Прямо на улице раскинулся импровизированный базар. Здесь стоят женщины с изможденными лица, продающие постельное белье, оставшееся от тех, кому теперь больше не нужно ничего. За белье можно выручить пару оккупационных злотых, обменять его на кусок мыла или на упаковку торфяных брикетов для печки. Вот худой мальчишка с печальными глазами старика в огромной кепке, рваном пиджаке и в сползающих с исхудавшего тела штанах продает бензиновые зажигалки, но никто их у него не покупает. А там, напротив, девушка с темной косой предлагает меховую горжетку, последнюю память о прежней спокойной и достойной жизни. В ее огромных красивых глазах – тоска и надежда. К бордюру привалилась старуха, умирающая то ли от голода, то ли от тоски. Ее глаза неподвижны, они смотрят в никуда, моргают – она еще жива. А вот идет девочка лет десяти, в теплом пальтишке и неумело замотанном платке. Она босая и ее ножки медленно ступают по холодной зимней брусчатке. Меня передергивает от холода – это ее холод сжимает мне внутренности. Куда она идет? Не похоже, что у нее есть цель, она просто идет в надежде уйти от смерти. но ей не уйти. Надо что-то сделать, чтобы исчез этот пронизывающий нас обоих, ее и меня, мертвенный холод. Я хочу подойти, согреть ее, но нельзя. На девочку бросают быстрые, осторожные взгляды и отводят глаза. Они тоже ничего не могут сделать и молчат. Здесь тихо, короткие разговоры звучат невнятным шепотом. И снова тишина. Она давит, она кричит беззвучным воплем, эта неестественная тишина. И глухая, темная тоска бессилия тоже давит, в ней тонешь, как в вязком, бездонном болоте. Хочется выхватить пистолет, начать палить в воздух, только бы прекратилось это отвратительное молчание. Но это тоже бесполезно. Да и нет у нас оружия.

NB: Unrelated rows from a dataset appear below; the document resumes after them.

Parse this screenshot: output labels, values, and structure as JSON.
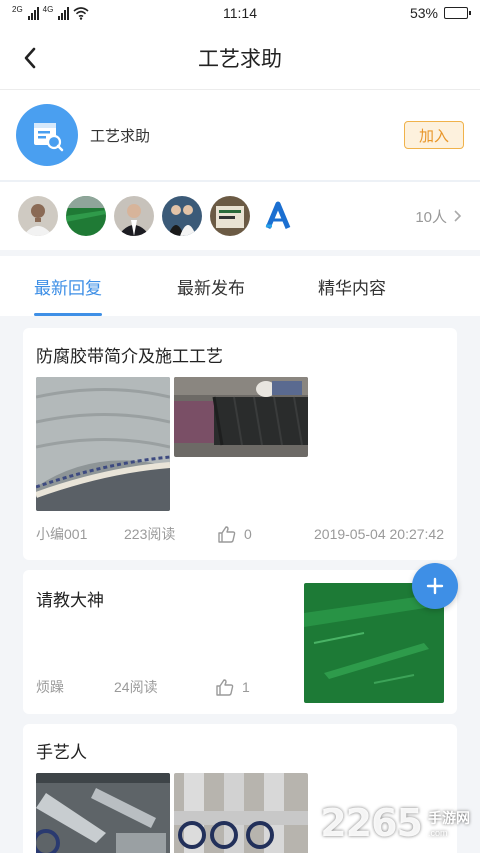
{
  "status_bar": {
    "signal_1": "2G",
    "signal_2": "4G",
    "time": "11:14",
    "battery": "53%",
    "battery_level": 0.53
  },
  "header": {
    "title": "工艺求助",
    "back_icon": "chevron-left-icon"
  },
  "group": {
    "name": "工艺求助",
    "join_label": "加入",
    "icon": "forum-search-icon",
    "accent": "#4a9ff0"
  },
  "members": {
    "count_label": "10人",
    "avatars": [
      "avatar-man-shirt",
      "avatar-green-floor",
      "avatar-man-suit",
      "avatar-couple",
      "avatar-sign",
      "avatar-logo"
    ]
  },
  "tabs": [
    {
      "label": "最新回复",
      "active": true
    },
    {
      "label": "最新发布",
      "active": false
    },
    {
      "label": "精华内容",
      "active": false
    }
  ],
  "posts": [
    {
      "title": "防腐胶带简介及施工工艺",
      "author": "小编001",
      "views": "223阅读",
      "likes": "0",
      "date": "2019-05-04 20:27:42"
    },
    {
      "title": "请教大神",
      "author": "烦躁",
      "views": "24阅读",
      "likes": "1"
    },
    {
      "title": "手艺人"
    }
  ],
  "watermark": {
    "number": "2265",
    "domain_cn": "手游网",
    "domain_en": ".com"
  },
  "colors": {
    "accent": "#3e8fe6",
    "join_border": "#f0b24a",
    "join_text": "#e8962a",
    "background": "#f3f5f8"
  }
}
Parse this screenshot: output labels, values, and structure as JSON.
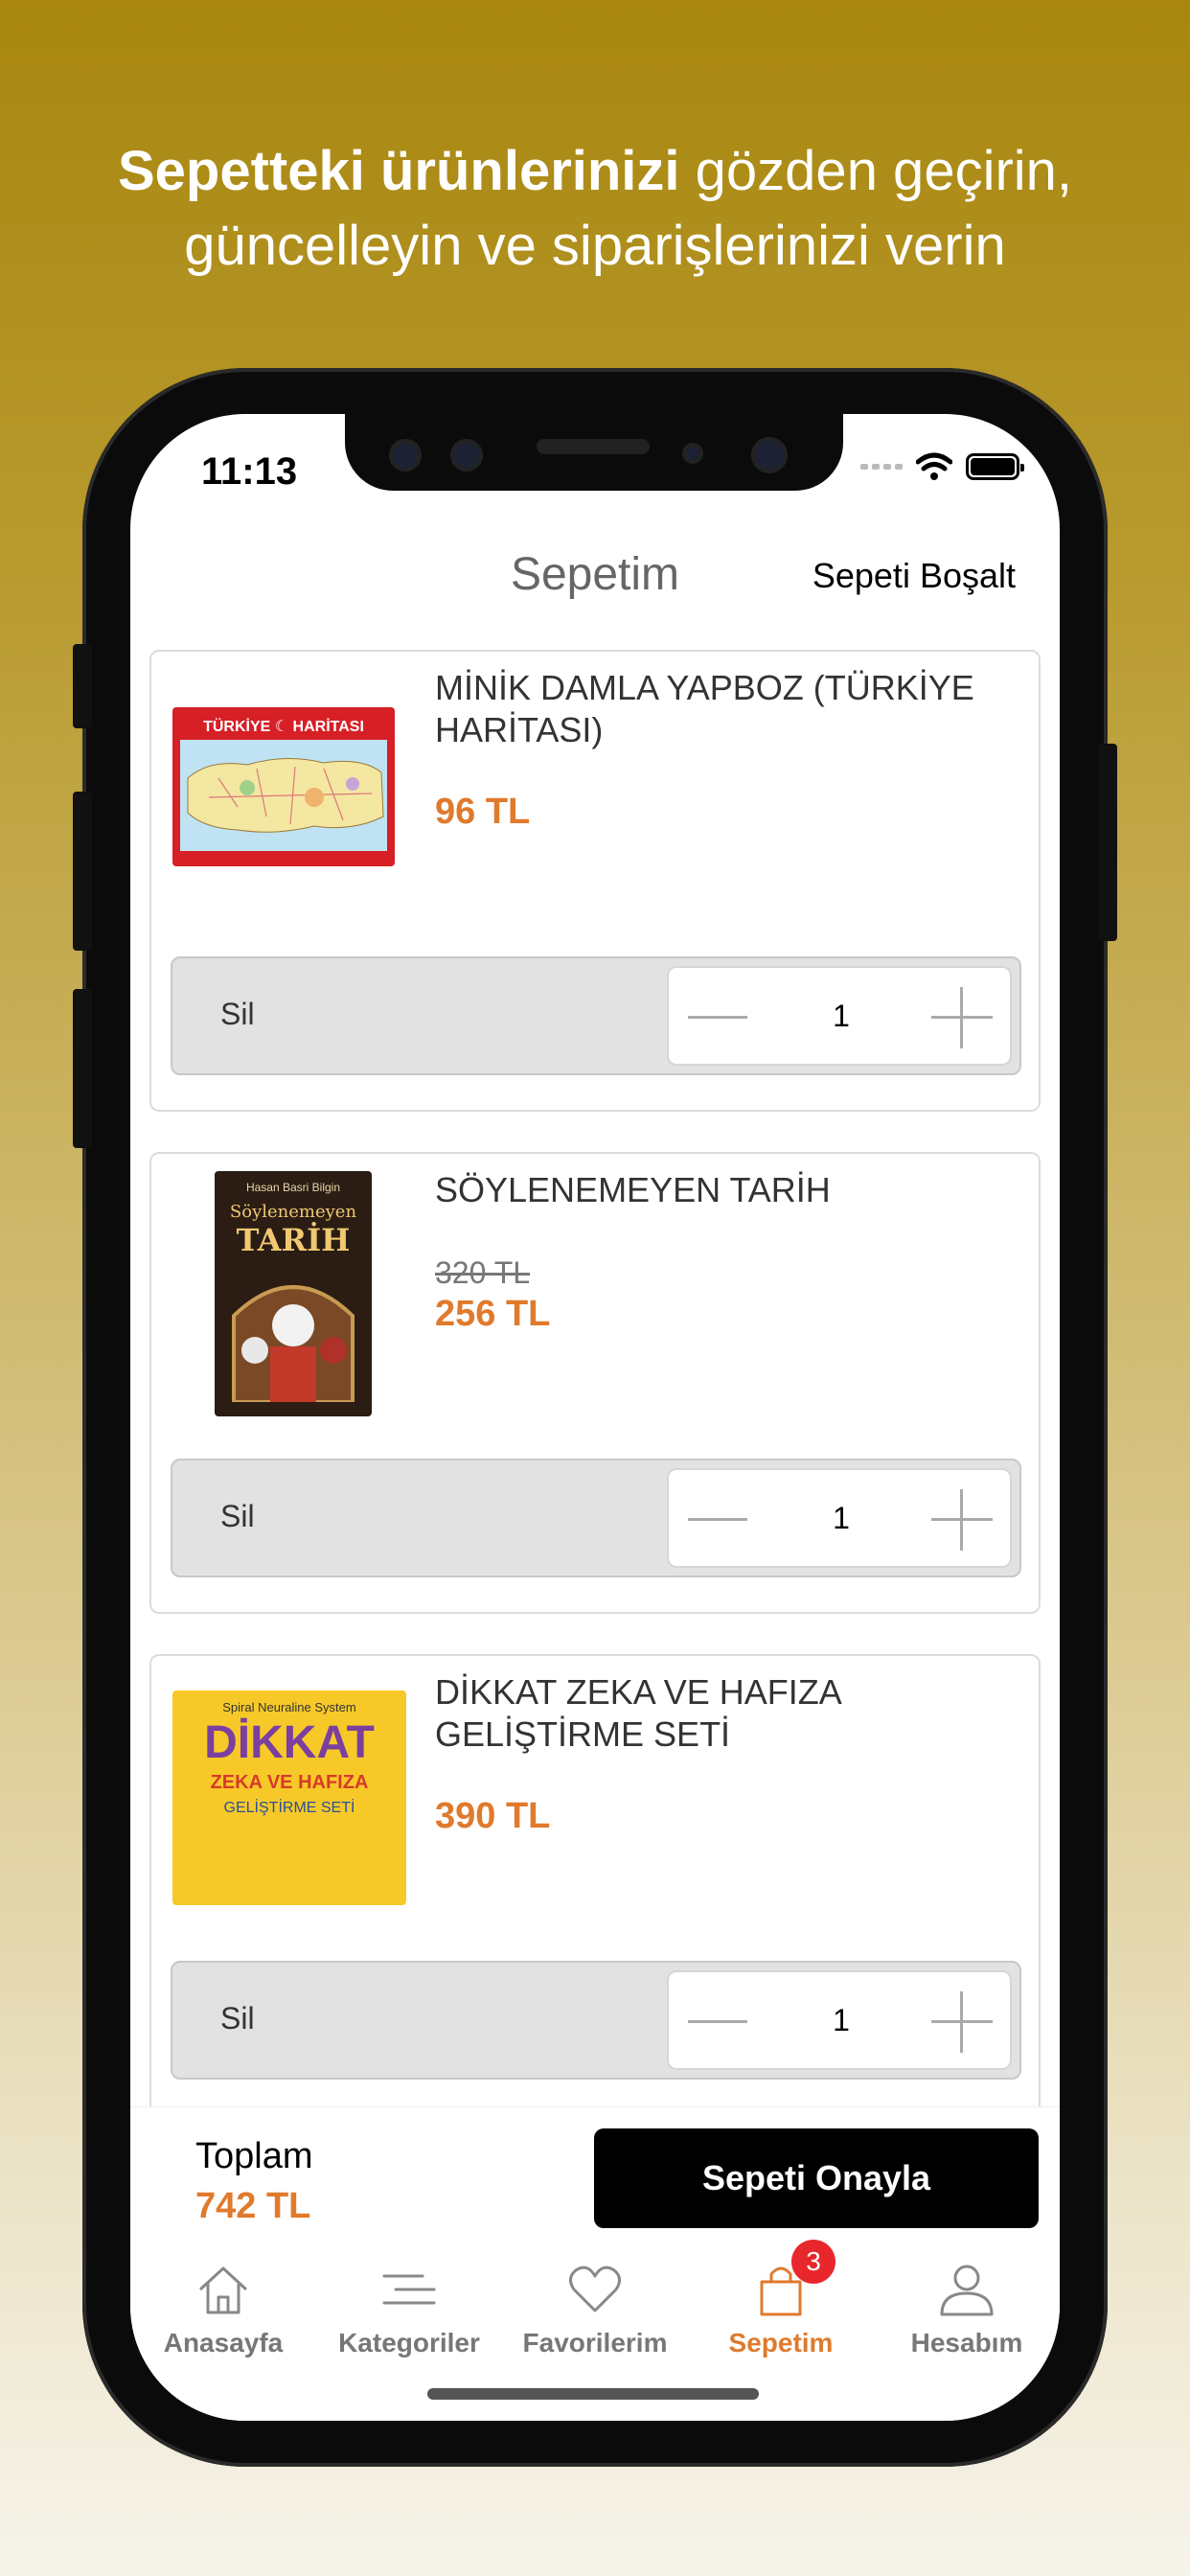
{
  "headline": {
    "bold": "Sepetteki ürünlerinizi",
    "rest_line1": " gözden geçirin,",
    "line2": "güncelleyin ve siparişlerinizi verin"
  },
  "status_bar": {
    "time": "11:13"
  },
  "nav": {
    "title": "Sepetim",
    "clear_label": "Sepeti Boşalt"
  },
  "items": [
    {
      "name": "MİNİK DAMLA YAPBOZ (TÜRKİYE HARİTASI)",
      "old_price": "",
      "price": "96 TL",
      "thumb_text": "TÜRKİYE ☾ HARİTASI",
      "delete_label": "Sil",
      "quantity": "1"
    },
    {
      "name": "SÖYLENEMEYEN TARİH",
      "old_price": "320 TL",
      "price": "256 TL",
      "thumb_author": "Hasan Basri Bilgin",
      "thumb_title_1": "Söylenemeyen",
      "thumb_title_2": "TARİH",
      "delete_label": "Sil",
      "quantity": "1"
    },
    {
      "name": "DİKKAT ZEKA VE HAFIZA GELİŞTİRME SETİ",
      "old_price": "",
      "price": "390 TL",
      "thumb_line1": "Spiral Neuraline System",
      "thumb_line2": "DİKKAT",
      "thumb_line3": "ZEKA VE HAFIZA",
      "thumb_line4": "GELİŞTİRME SETİ",
      "delete_label": "Sil",
      "quantity": "1"
    }
  ],
  "footer": {
    "total_label": "Toplam",
    "total_value": "742 TL",
    "confirm_label": "Sepeti Onayla"
  },
  "tabs": [
    {
      "label": "Anasayfa",
      "icon": "home-icon"
    },
    {
      "label": "Kategoriler",
      "icon": "list-icon"
    },
    {
      "label": "Favorilerim",
      "icon": "heart-icon"
    },
    {
      "label": "Sepetim",
      "icon": "bag-icon",
      "badge": "3",
      "active": true
    },
    {
      "label": "Hesabım",
      "icon": "user-icon"
    }
  ],
  "colors": {
    "accent": "#e07a2c",
    "badge": "#e8272c",
    "background_top": "#a8860f"
  }
}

Я смотрю на своего спутника. Что ему, немцу, австрийцу, эти давно умершие люди? Карстен четко печатает шаг по мостовой, старательно обходя лежащих людей и разложенные на брусчатке жалкие товары. Он закусил губу и смотрит прямо перед собой, в никуда. Он чувствует то же, что и я. Мы оба наблюдатели – самая подлая и жалкая роль на войне. Проходит патруль в такой же как у нас серой форме, вопросительно смотрит на нас и Карстен четко, как автомат, козыряет. Я машинально повторяю его жест и патруль проходит мимо.